Last weekend, I ventured down to the head of Lake Wakatipu with two mates for a hike-n-fly mission near Glenorchy – a super scenic little town about an hour away from Queenstown.
This was the first overnight hike-n-fly trip I’ve done this year, and I was excited to fly from the flanks of Mt McIntosh, a 1,701 metre mountain that overlooks the Dart and Rees Valley and the iconic Mt Earnslaw. I wasn’t, however, excited to lug my paraglider and food and cooker and sleeping bag up the mountain, albeit that’s the nature of the game.
I had not been back this way since 2011, when I did a hike-n-bike mission with my mate Toby. Four years later, I’ve exchanged my bike for my paraglider – an equally exciting way to get back down the mountain at the end of the trip.
The hike starts with a slow climb up the Mt Judah road before dropping down into the Buckler Burn. This river could very easily be impassable in times of heavy rain, so if you’re heading back this way don’t be tempted to cross if the flow is too high. After crossing the river, there’s a significant grunt up to the 1,400 metre Mt McIntosh Hut – a grunt made especially difficult with 20kgs of paragliding gear on my back. About half-way up, you pass the equally scenic Mt McIntyre Hut – a brilliant overnight option as well.
No two backcountry huts in New Zealand are the same, and the McIntosh Hut doesn’t disappoint. It was a delightful place to spend the night, with Mother Nature giving us wind, rain, sun and about everything in between. The hut is situated on the side of Mt McIntosh and the changing weather afforded us some moody views of Mt Alfred, Mt Earnslaw and the Rees Valley.
The majority of huts in the New Zealand backcountry would have originally been built for deer cullers; deer were introduced into New Zealand for hunting in the mid 1800s, and soon their population ballooned and these introduced mammals were wreaking havoc on the natural ecosystem. In the early 1900s the government employed hunters to tackle the New Zealand backcountry, paying them a bounty on the deer they were able to cull.
The McIntosh Hut has a different history, and would have been built in around 1915 for workers in the sheelite mines found all around this area. The hut felt almost unchanged since 1915, with old mining equipment, lanterns and other relics scattered about. We had the 6 bunk hut to ourselves, although the hut log book shows quite a few people come in and out throughout the year.
Loving the View
View from the Hut
Since Bruce didn’t have the weight of a paraglider to bring up, he decided to bring a tent – not a bad view.
The following morning we woke to clear blue skies above a cloud inversion set on the valley below.
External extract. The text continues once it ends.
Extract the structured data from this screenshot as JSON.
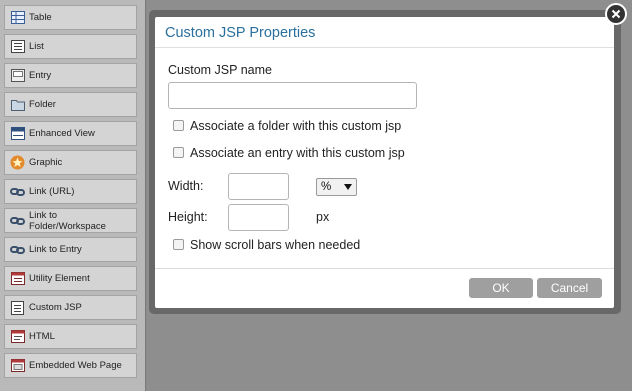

Thankfully this burned off about mid-morning, and before that provided some incredible views of the surrounding mountains with an ocean of clouds below.
A Sea of Clouds
All set up to launch.
Gene and Mt Alaska in the Distance
Flying through the clouds
Mt Alfred, Mt Earnslaw and the Rees / Dart Valleys
Head of Lake Wakatipu & Glenorchy
We had plenty of height at about 1,450 metres to fly all the way to Glenorchy – about 7 kms away – where we landed about 50 metres from the fantastic Glenorchy Cafe. Total time up to the hut was about 6 hours, total time down to the village was about 20 minutes – and that’s why I learned to fly.